Et la culture là-dedans, puisque je vous parle en théorie (et même en pratique) de beaux-arts? Elle occupait une place à la fois plus profonde et plus marginale. On lisait beaucoup. Un appartement comprenait en principe une bibliothèque occupant parfois une chambre entière. Les classiques formaient une base. Notaires ou avocats se voulaient bibliophiles en achetant des éditions rares et numérotées. Le moderne (je vous répète que l'adjectif «contemporain» est récent) faisait peur. Le design demeurait réservé aux parvenus. On était meublé ancien, avec des tableaux sages aux murs. Les artistes locaux avaient leur chance, à condition de ne provoquer aucuns commentaires désobligeants. Les gens éduqués aimaient la musique. Classique, bien sûr. Ils allaient à des concerts, souvent par abonnement. Il s'agissait de petits événements, les grands étant à Genève le Concours hippique, les Rencontres internationales ou, dans un autre genre plus populaire, le Cirque Knie et Salon de l'auto. Il se passait peu de choses. Presque pas d'expositions, à part les accrochages dans de rares galeries. Nul n'aurait imaginé que Genève ou Lausanne puissent accueillir un festival. 

Que déduire de cette forme de pauvreté? Que la Suisse vivait dans une certaine idée d'enfermement. L'ordinateur ne s'est vraiment généralisé qu'à la fin de millénaire dernier. Pour percer, un artiste, un écrivain ou un acteur (notez que la Comédie et même le Casino-Théâtre entretenaient alors des troupes), il fallait "monter à Paris". Avec peu de chances de réussite. C'était aussi accepter un statut de provincial. La Suisse restait d'ailleurs sillonnée par des tournées théâtrale, les fameux «Galas Karsenty». Elles venaient éclairer la nuit de ceux n'ayant pas la chance de vivre dans la capitale. Les fameux «Galas» ont réduit leur voilure, puis ont disparu.
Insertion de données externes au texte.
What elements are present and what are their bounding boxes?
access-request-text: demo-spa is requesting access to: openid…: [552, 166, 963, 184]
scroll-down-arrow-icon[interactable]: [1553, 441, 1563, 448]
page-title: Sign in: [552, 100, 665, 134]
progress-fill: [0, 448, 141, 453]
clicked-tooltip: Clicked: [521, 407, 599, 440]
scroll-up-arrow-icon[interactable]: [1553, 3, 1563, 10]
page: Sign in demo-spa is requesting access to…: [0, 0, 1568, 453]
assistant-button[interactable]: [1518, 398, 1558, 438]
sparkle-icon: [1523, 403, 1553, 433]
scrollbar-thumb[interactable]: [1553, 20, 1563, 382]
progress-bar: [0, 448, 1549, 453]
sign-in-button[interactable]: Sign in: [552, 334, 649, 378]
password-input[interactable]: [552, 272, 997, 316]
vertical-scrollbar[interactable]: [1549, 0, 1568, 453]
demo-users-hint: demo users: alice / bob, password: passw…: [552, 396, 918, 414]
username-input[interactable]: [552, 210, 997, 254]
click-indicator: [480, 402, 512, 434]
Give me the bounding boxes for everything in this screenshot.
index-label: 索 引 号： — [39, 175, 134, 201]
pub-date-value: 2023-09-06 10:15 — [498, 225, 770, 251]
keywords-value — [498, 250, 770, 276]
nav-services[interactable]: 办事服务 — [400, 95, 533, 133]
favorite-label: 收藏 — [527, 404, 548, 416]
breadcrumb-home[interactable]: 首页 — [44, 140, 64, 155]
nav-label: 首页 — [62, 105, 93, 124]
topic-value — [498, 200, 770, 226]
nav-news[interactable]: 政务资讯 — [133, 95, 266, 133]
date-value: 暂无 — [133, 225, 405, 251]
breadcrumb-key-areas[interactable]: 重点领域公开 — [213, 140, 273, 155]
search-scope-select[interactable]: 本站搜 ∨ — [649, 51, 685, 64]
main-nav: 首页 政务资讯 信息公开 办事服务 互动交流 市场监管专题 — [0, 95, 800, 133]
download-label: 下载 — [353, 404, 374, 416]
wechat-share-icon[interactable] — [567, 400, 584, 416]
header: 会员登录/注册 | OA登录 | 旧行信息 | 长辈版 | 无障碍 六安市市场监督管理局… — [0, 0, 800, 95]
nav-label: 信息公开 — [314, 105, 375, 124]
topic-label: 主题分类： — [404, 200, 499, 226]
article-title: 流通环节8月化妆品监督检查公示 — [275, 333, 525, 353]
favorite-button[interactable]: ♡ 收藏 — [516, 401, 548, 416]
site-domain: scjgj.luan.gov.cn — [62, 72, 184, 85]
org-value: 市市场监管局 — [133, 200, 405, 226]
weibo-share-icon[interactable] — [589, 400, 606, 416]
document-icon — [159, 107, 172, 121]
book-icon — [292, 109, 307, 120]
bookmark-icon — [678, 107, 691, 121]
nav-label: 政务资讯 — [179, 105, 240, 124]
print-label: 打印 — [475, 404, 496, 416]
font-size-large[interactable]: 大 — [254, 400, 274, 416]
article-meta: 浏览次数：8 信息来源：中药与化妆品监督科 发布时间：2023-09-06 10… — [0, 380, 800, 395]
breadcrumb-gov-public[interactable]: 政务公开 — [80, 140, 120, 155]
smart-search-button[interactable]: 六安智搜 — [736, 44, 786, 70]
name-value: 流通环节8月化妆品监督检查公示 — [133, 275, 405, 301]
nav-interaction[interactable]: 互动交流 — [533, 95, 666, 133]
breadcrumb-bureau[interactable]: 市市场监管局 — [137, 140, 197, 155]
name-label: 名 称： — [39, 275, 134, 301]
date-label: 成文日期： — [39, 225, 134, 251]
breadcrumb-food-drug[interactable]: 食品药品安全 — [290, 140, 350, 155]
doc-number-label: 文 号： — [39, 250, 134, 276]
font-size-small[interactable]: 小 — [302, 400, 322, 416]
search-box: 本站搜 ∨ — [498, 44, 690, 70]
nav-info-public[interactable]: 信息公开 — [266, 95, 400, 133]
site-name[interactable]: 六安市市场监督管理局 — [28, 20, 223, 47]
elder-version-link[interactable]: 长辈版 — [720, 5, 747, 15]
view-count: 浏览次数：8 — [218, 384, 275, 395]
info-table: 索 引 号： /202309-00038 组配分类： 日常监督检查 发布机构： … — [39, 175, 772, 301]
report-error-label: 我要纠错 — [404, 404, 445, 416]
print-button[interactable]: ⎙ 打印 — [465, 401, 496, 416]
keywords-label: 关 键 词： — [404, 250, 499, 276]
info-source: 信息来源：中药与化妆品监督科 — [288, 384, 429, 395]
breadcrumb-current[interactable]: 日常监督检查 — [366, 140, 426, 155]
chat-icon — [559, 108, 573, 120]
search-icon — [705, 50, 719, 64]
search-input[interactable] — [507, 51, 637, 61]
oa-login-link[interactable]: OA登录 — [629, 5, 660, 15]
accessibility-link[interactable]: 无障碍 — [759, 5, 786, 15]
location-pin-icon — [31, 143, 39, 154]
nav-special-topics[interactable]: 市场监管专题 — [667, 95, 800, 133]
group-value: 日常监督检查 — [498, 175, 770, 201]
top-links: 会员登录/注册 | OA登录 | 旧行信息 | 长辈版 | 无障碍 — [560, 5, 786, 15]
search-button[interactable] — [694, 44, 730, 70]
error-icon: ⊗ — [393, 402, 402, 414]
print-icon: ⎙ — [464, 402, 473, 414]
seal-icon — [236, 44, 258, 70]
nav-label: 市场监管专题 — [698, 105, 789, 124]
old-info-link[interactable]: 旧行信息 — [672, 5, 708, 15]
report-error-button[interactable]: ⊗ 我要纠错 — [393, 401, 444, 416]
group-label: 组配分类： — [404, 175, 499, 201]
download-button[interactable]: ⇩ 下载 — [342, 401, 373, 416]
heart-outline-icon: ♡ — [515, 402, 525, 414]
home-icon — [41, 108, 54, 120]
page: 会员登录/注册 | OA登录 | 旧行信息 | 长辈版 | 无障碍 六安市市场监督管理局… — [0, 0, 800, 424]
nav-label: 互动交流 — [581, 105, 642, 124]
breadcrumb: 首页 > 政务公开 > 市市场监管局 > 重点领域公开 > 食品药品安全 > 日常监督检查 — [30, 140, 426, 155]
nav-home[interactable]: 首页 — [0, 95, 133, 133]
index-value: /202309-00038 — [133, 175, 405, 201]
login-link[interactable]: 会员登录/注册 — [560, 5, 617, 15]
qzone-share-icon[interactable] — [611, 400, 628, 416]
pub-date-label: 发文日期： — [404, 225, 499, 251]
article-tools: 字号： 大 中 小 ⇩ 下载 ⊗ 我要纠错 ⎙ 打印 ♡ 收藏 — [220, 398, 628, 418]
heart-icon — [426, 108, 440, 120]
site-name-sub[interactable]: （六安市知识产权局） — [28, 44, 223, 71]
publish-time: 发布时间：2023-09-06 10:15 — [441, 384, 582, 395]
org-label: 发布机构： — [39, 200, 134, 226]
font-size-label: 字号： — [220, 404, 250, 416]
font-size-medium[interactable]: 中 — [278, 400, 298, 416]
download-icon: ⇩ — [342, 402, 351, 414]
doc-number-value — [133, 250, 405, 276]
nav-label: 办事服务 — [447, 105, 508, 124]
Ils répondaient à une formule scénique aujourd'hui dépassée, même si je trouve toujours davantage que la vie ressemble bien souvent au théâtre de boulevard avec ce qu'elle offre de stéréotypé et de caricatural. 

Voilà. J'aurais pu dire d'autres choses, ou les mêmes différemment. En me relisant, je trouve ce monde très vieux. Très dépassé. Très limité. Très enviable aussi, avec ses certitudes. Ne vaut-il finalement pas mieux croire en quelque chose de faux qu'en plus rien du tout? 

(1) Je suis né à quatre heures du matin à L'Hôpital de la Providence de Neuchâtel. Mais quand je raconte cela, j'ai l'impression d'être dans un roman de la comtesse de Ségur.

Sur ce à demain. Il ne sera pas question comme prévu du Musée d'art et d'histoire. C'est déjà fait. Sujet en suspens!

Photo (DR): Un classe de sciences au Collège Calvin en 1959. Sans moi. Je suis entré à Calvin en 1963.